Maybe you groan another way. Most people have a place like the gardener’s curiosity. We feel things that words can’t utter. We lean toward a future we can’t find. We join environmentalists in that groaning.

In an important essay in the May 2 edition of The Nation, Naomi Klein argues that something called capitalism is at war with something called the climate. We know this within our hearts but we don’t really know it yet. We will, after the next tornado terrorizes or the next Sandy strikes.

Klein’s argument is part of the gardener’s groan for the future she can’t quite find.

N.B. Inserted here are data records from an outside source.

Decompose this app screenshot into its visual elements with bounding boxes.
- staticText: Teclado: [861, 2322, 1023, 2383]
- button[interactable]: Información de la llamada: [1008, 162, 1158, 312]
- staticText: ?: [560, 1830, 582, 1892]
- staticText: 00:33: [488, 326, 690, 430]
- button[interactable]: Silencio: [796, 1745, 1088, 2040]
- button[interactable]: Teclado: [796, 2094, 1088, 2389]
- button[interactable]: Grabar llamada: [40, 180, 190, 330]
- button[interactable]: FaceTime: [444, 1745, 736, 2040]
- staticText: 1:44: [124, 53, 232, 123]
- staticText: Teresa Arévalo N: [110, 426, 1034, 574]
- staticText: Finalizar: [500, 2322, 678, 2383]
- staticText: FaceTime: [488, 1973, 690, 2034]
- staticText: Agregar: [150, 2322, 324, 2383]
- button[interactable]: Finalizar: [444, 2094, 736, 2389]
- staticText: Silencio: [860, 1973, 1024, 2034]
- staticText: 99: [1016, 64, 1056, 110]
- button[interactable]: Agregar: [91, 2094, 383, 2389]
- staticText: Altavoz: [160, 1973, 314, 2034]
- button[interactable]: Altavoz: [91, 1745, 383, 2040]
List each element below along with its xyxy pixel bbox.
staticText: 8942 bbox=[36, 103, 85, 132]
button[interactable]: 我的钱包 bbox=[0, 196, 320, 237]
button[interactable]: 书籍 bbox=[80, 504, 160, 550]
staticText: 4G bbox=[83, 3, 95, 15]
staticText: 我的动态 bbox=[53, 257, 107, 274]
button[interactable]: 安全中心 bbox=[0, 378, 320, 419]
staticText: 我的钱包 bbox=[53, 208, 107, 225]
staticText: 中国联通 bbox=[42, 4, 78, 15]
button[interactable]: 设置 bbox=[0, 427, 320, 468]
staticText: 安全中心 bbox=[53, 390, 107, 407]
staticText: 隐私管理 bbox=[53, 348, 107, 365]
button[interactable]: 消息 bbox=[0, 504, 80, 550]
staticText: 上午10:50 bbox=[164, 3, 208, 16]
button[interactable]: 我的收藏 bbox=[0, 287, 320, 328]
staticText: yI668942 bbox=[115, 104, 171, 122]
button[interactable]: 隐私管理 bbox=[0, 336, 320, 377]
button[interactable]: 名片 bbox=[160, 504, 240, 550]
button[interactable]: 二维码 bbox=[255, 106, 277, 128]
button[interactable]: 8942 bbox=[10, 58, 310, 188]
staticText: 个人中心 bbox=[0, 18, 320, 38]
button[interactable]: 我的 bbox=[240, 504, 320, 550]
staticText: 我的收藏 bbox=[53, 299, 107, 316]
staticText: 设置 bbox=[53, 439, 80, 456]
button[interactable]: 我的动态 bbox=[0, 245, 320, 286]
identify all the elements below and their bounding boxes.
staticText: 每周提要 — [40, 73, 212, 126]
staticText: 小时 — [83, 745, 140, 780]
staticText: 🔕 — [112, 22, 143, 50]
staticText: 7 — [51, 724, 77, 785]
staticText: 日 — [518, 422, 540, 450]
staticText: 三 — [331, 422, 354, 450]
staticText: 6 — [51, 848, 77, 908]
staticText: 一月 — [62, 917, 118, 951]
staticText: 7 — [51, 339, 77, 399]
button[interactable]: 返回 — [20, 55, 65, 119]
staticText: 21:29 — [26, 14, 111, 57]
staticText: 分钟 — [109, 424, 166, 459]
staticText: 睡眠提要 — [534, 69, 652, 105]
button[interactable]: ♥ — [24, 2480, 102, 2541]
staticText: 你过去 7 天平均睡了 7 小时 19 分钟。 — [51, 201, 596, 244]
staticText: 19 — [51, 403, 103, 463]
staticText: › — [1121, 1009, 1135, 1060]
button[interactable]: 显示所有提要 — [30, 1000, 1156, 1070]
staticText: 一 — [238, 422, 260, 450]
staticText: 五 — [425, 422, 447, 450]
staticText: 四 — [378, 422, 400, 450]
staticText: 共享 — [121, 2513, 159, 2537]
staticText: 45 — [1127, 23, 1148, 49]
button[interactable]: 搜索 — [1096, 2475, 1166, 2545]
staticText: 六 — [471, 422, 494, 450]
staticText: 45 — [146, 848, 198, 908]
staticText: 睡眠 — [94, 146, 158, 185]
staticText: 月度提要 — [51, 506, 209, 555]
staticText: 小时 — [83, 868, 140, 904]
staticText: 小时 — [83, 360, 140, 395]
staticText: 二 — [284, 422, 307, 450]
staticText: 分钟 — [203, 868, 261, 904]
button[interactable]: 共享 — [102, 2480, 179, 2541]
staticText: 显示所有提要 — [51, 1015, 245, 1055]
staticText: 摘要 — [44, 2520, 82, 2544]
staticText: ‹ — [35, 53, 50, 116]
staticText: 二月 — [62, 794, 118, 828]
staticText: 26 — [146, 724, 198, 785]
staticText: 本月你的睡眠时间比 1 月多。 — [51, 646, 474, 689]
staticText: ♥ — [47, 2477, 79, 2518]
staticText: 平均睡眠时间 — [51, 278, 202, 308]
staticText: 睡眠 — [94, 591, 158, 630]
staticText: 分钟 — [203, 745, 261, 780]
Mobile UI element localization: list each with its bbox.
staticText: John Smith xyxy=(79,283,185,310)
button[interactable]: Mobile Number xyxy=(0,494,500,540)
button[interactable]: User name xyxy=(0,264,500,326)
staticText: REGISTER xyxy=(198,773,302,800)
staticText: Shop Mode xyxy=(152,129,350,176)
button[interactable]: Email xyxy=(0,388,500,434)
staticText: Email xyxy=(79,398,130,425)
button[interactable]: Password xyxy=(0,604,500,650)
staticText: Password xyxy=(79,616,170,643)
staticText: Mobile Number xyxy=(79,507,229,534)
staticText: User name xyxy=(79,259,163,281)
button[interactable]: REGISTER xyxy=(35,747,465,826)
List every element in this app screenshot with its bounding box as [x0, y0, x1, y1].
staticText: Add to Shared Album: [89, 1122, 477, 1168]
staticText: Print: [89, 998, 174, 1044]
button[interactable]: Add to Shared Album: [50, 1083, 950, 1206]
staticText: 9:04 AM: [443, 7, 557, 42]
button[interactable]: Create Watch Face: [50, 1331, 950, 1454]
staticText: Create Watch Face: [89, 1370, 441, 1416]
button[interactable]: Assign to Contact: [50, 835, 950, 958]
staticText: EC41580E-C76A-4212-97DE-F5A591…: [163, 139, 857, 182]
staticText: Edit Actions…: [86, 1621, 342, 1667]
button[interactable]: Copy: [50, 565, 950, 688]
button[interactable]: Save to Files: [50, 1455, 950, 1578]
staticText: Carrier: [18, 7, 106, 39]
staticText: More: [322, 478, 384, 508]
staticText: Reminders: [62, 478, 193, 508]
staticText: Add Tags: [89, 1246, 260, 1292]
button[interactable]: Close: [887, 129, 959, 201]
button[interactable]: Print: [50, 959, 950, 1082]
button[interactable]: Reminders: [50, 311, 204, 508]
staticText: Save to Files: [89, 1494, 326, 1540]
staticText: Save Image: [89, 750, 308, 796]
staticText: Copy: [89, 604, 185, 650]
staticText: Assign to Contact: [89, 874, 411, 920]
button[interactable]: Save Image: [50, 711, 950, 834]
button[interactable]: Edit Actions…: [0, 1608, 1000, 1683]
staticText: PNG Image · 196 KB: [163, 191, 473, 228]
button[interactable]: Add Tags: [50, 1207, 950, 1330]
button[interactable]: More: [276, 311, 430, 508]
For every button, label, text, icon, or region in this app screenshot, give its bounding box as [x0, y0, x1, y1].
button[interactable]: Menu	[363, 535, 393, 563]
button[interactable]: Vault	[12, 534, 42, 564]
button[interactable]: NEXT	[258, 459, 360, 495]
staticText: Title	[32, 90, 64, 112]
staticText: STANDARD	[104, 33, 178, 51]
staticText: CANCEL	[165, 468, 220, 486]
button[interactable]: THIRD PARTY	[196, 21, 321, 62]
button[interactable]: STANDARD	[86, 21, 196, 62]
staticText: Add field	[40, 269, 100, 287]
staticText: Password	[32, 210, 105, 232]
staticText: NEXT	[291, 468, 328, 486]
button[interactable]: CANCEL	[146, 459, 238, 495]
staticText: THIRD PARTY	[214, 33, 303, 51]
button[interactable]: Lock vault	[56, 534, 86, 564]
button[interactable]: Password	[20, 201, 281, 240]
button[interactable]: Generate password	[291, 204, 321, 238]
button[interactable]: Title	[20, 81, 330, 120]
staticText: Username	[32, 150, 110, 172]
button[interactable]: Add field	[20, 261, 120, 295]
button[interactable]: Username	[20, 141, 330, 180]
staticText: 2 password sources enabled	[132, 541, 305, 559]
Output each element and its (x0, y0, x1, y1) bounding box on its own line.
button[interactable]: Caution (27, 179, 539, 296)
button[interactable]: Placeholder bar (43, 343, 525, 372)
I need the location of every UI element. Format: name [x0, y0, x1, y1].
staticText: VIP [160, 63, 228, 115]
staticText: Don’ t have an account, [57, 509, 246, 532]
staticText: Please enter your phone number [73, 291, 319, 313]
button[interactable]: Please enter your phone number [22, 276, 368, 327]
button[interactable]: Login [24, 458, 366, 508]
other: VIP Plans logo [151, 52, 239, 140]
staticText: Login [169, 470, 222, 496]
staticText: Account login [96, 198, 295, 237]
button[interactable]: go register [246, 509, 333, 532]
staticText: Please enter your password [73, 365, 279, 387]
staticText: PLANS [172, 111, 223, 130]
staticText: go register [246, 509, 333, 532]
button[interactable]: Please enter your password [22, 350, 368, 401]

Four themes summarize her viewpoint: “Climate change demands that we consume less, but being consumers is what we know. … Climate change is slow, and we are fast. … Climate change is place-based, and we are everywhere at once. … Climate pollutants are invisible, and we have stopped believing in what we cannot see.”

Klein swears she is not judging us or blaming us but instead helping us recognize that we are products of an industrial project -- one intimately, historically linked to fossil fuels.   She referenced a lecture by farmer-poet Wendell Berry, who said all have a duty to love their “homeplace” above all others.

But what about rootless people who live on their computers and always seem to be shopping for home? 

“Stop somewhere,” Berry replied. “And begin the thousand-year-long process of knowing that place.” 

We would begin by remembering the generations, those as far back as we can go and as far forward as we can imagine. Thus, we home. There we garden. There we plant the seeds and the bulbs and count on their growth to continue long after we are gone.

There we “revise” and “revision” over and over again. By planting for the generations, we find the future whose bloom we won’t see.